The common Ser326Cys polymorphism in the base excision repair protein 8-oxoguanine glycosylase 1 is associated with a reduced capacity to repair oxidative DNA damage particularly under conditions of intracellular oxidative stress and there is evidence that Cys326-OGG1 homozygous individuals have increased susceptibility to specific cancer types. Indirect biochemical studies have shown that reduced repair capacity is related to OGG1 redox modification and also possibly OGG1 dimer formation.

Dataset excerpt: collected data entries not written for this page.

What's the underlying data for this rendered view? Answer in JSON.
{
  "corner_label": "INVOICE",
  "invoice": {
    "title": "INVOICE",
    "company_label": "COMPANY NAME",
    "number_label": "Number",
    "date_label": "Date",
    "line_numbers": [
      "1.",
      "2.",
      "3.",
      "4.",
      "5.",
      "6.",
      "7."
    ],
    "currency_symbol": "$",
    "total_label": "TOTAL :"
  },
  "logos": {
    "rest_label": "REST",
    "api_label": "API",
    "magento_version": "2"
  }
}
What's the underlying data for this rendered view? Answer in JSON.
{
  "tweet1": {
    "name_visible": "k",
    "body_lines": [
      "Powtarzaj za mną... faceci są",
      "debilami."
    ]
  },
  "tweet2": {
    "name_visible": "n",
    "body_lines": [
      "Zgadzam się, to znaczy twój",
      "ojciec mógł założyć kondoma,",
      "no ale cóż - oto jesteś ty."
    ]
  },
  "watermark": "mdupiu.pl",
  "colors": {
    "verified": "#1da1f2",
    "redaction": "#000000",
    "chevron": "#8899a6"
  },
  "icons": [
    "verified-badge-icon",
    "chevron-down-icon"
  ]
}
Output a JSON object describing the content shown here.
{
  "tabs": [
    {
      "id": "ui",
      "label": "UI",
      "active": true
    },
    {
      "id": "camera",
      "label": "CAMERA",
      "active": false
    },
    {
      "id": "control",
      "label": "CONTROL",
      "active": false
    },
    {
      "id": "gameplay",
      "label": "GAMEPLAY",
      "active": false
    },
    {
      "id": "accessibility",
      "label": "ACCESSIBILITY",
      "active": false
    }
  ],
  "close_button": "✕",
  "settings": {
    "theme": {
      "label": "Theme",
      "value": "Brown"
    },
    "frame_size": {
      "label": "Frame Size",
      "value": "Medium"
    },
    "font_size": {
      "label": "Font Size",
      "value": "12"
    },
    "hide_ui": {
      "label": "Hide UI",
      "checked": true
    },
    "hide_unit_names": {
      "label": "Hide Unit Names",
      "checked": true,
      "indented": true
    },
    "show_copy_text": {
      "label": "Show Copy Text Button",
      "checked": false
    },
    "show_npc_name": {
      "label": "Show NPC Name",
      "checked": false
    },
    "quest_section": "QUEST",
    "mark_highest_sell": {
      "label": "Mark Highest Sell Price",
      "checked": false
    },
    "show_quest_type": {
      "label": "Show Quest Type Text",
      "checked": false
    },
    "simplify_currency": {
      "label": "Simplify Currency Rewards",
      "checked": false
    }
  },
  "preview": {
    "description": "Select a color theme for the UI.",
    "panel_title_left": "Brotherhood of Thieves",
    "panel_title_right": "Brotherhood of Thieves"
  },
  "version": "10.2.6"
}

In the current study we have used bimolecular fluorescence complementation to study for the first time a component of the base excision repair pathway and applied it to visualise accumulation of Cys326-OGG1 protein complexes in the native cellular environment. Fluorescence was observed both within and around the cell nucleus, was shown to be specific to cells expressing Cys326-OGG1 and only occurred in cells under conditions of cellular oxidative stress following depletion of intracellular glutathione levels by treatment with buthionine sulphoximine. Furthermore, OGG1 complex formation was inhibited by incubation of cells with the thiol reducing agents β-mercaptoethanol and dithiothreitol and the antioxidant dimethylsulfoxide indicating a causative role for oxidative stress in the formation of OGG1 cellular complexes.

In conclusion, this study has provided for the first time evidence of redox sensitive Cys326-OGG1 protein accumulation in cells under conditions of intracellular oxidative stress that may be related to the previously reported reduced repair capacity of Cys326-OGG1 specifically under conditions of oxidative stress.